# New set up



## Fishy Freak (Jun 1, 2011)

Ok got a new (well new to me) tank. Is 20inch lenght, 10inch width, 12inch high, a 10 gal. It is divided in to 4 even sections, with glass walls that go about 1/4 inch to the bottom.
Want to kit out as cheap as possible, will have black (plastic bag) background and am thinking black gravel.
I have a plant that has been growing in a jar of water in the spot on the bench the tank is going for last 6 months, is some rainforest weed from my garden that looks nice and green, water always looks fairly clear, and have been thinking of adding fish to the jar for some time, but now am going to put the plant in the tank, will grow out the top, can also add some plants from my other over grown tanks.
For lighting I am thinking also cheap thinking 2 USB led spotlights as it is close enough to the computer to plug in.
This is them here...
http://www.ebay.com.au/itm/Clip-On-USB-3-LED-Powerful-Reading-Light-Lamp-/200557801715?pt=AU_Components&hash=item2eb22d30f3

With heating am thinking 2 x 25w at each end of tank as I dont think will be any water flow across sections.
Thinking a sponge filter in each section for filteration.
How does this sound?


----------



## Fishy Freak (Jun 1, 2011)

Here it is...







[/IMG]


----------



## Danio king (Feb 25, 2011)

good looking plant, sounds like the set up will work what kind of fish are you going to put in?


----------



## Fishy Freak (Jun 1, 2011)

Not sure yet, have heaps of glass shrimp so them in 1 part, a betta would be good for one of the middle sections as they will be cooler. Dwarf gourami are another posibillity, might keep 1 to put pregnant platys and guppys to give birth. So many ideas!!!


----------



## Fishy Freak (Jun 1, 2011)

The plant is actualy two and you can just break off a branch and it will grow. My dog chasing somthing knocked a bit off and it just grew roots, it is mostly climbing up our fence. Must be some invasive climber that grows up trees, should look great in the tank though and can get heaps more of it too!


----------



## Fishy Freak (Jun 1, 2011)

Now am thinking of getting a power head and building a trickle system.
the intake will go under the bottom and be airlin tubing with sponges slipped over in in each section, with holes in the tube where the sponges are...
then a tube will return the water over the top of the walls into each section like this...








Is a bit rough but would it be worth the effort?
Would it be too much adjitation on the surface for a betta to be happy, or should I stick to the sponge filter idea, or would bubbles from air in sponge filters be just as much adjitation?


----------



## Fishy Freak (Jun 1, 2011)

Have background on, covered base too. Black gravel, and have added the plants. Just waiting on heaters. I am still throwing up between sponge filters, or building a system to get more water flow.

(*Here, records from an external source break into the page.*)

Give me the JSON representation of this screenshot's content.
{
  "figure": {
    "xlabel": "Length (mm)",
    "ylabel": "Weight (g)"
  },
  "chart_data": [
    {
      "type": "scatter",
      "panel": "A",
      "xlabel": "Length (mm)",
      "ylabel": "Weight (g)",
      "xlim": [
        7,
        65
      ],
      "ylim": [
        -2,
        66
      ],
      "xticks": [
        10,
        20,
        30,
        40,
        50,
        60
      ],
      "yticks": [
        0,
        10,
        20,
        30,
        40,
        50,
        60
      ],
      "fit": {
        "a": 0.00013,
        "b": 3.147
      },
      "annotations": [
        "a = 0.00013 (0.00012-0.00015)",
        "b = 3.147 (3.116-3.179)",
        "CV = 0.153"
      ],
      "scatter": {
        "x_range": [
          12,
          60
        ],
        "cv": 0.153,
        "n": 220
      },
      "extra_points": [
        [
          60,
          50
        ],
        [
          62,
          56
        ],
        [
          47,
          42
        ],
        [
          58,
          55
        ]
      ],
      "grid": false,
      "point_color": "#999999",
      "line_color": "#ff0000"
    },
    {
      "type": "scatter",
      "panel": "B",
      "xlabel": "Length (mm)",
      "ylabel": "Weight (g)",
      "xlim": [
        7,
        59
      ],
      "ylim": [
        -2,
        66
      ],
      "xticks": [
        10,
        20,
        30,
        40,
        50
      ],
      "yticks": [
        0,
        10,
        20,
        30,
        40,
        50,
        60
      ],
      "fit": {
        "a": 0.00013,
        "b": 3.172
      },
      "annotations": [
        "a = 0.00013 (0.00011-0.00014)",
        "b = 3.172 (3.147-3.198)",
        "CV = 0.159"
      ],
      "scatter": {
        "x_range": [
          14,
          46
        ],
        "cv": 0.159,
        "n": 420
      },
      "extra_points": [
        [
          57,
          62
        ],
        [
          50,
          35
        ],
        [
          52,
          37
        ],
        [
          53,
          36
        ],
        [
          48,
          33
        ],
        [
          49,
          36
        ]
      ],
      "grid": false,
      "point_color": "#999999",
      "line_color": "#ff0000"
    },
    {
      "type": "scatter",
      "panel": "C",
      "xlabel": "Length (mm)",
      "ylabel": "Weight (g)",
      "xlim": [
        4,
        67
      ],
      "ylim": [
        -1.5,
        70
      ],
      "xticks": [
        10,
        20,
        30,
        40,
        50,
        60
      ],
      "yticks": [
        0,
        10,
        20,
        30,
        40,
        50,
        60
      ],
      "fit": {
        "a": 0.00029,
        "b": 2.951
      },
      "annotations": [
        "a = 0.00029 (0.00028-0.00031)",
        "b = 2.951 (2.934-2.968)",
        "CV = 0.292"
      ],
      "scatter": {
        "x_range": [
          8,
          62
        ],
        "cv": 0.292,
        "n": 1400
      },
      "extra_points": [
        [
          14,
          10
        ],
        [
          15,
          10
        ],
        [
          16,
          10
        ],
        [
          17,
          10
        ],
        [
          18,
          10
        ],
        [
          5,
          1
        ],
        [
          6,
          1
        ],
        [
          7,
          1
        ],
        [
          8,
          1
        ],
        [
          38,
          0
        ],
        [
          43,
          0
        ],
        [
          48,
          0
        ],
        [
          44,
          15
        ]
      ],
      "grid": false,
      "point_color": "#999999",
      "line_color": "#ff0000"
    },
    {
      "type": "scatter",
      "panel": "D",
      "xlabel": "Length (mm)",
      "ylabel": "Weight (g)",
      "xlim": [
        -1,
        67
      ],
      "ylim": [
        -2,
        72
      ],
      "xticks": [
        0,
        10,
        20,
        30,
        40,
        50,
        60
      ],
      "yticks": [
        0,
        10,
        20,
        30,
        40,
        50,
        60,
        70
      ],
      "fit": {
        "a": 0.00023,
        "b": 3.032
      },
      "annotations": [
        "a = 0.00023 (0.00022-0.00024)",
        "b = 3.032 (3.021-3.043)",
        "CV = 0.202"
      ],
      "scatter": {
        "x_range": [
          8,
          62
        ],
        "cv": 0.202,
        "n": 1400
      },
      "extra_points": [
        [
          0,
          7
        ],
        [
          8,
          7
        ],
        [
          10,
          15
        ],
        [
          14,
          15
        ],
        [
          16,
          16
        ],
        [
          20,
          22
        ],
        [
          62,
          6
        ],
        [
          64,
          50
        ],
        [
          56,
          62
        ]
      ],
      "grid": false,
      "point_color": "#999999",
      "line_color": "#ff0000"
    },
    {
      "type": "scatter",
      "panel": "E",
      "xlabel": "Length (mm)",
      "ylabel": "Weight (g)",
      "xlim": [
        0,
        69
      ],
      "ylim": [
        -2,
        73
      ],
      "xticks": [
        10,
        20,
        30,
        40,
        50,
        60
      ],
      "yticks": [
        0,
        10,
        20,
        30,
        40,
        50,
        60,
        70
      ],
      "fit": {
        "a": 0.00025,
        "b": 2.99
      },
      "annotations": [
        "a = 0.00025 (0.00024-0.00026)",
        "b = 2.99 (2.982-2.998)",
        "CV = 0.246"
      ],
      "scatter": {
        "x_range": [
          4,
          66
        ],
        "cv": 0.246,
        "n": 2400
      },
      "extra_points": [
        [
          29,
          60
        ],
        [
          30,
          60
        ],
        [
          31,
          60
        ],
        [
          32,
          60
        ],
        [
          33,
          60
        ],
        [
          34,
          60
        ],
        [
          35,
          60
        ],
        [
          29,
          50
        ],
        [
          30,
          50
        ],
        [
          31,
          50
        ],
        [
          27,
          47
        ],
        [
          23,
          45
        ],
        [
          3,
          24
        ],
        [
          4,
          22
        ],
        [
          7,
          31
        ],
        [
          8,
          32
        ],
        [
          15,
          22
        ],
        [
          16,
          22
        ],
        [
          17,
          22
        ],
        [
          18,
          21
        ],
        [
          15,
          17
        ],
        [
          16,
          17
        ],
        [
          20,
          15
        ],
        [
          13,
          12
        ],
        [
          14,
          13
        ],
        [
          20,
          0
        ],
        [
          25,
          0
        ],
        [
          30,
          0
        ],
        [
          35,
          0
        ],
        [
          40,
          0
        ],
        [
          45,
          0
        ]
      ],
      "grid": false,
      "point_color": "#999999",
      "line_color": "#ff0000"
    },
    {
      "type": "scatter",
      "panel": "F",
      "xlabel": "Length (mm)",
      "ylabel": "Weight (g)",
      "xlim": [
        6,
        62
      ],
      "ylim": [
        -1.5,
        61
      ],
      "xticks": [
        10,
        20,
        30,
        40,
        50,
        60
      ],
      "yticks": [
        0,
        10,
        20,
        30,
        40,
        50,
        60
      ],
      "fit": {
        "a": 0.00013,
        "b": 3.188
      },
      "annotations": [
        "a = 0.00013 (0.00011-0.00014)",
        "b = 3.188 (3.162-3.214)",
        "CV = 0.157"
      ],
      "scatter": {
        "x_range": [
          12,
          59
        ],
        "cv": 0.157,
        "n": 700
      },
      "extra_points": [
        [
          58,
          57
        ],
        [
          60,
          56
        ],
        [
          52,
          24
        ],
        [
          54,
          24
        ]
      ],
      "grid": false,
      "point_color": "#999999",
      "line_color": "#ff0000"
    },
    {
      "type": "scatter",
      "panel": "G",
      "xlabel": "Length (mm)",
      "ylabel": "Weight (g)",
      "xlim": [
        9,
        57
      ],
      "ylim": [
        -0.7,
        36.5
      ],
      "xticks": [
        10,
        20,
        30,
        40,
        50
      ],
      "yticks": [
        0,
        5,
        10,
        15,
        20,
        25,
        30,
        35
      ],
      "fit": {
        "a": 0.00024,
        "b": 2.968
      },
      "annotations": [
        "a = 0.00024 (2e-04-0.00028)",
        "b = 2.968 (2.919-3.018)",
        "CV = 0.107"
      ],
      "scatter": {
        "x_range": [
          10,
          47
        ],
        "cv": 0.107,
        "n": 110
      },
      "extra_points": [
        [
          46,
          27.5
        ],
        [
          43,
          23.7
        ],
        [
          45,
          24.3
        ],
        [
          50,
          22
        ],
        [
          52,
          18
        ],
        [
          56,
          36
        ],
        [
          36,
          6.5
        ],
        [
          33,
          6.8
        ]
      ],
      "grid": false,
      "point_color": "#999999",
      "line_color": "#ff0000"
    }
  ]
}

Have airline under the dividers ending in airstone, but airline only just fits under.
Put the light on from my other tank to take photo, still need to get a light too.
Ok so here's the set up so far...


----------



## jlpropst00 (Jun 12, 2011)

Your making me jealous dude! 
Some GloFish would be cool. Don't know if you have the space though.
I like where your going with it though.


----------



## Fishy Freak (Jun 1, 2011)

My heaters arrived yesterday only 1 had a small hole in the bottom, lucky I noticed an air bubble as I was about to turn on!! That could have been very bad! Had bought on ebay from overseas and emailed them telling them the problem. They are sending me a replacement and I don't have to return the broken one.
The spotlights are on their way and, I have a powerhead in the mail too so I can build a filter.


----------



## Fishy Freak (Jun 1, 2011)

I got the replacement heater yesterday, all is good with it.
The USB Spot lights are great and light up tank better than I expected.
Have the powerhead just sucking up from one end with a spraybar returning to the entire tank length, just need to put a sponge on the intake for some biobed, it is really noisy though, especialy at the moment as tank needs a top off as has evaperated in the heat. When full though is not as noisy but still loud. Will take some pics when I have time but really busy at the moment.


----------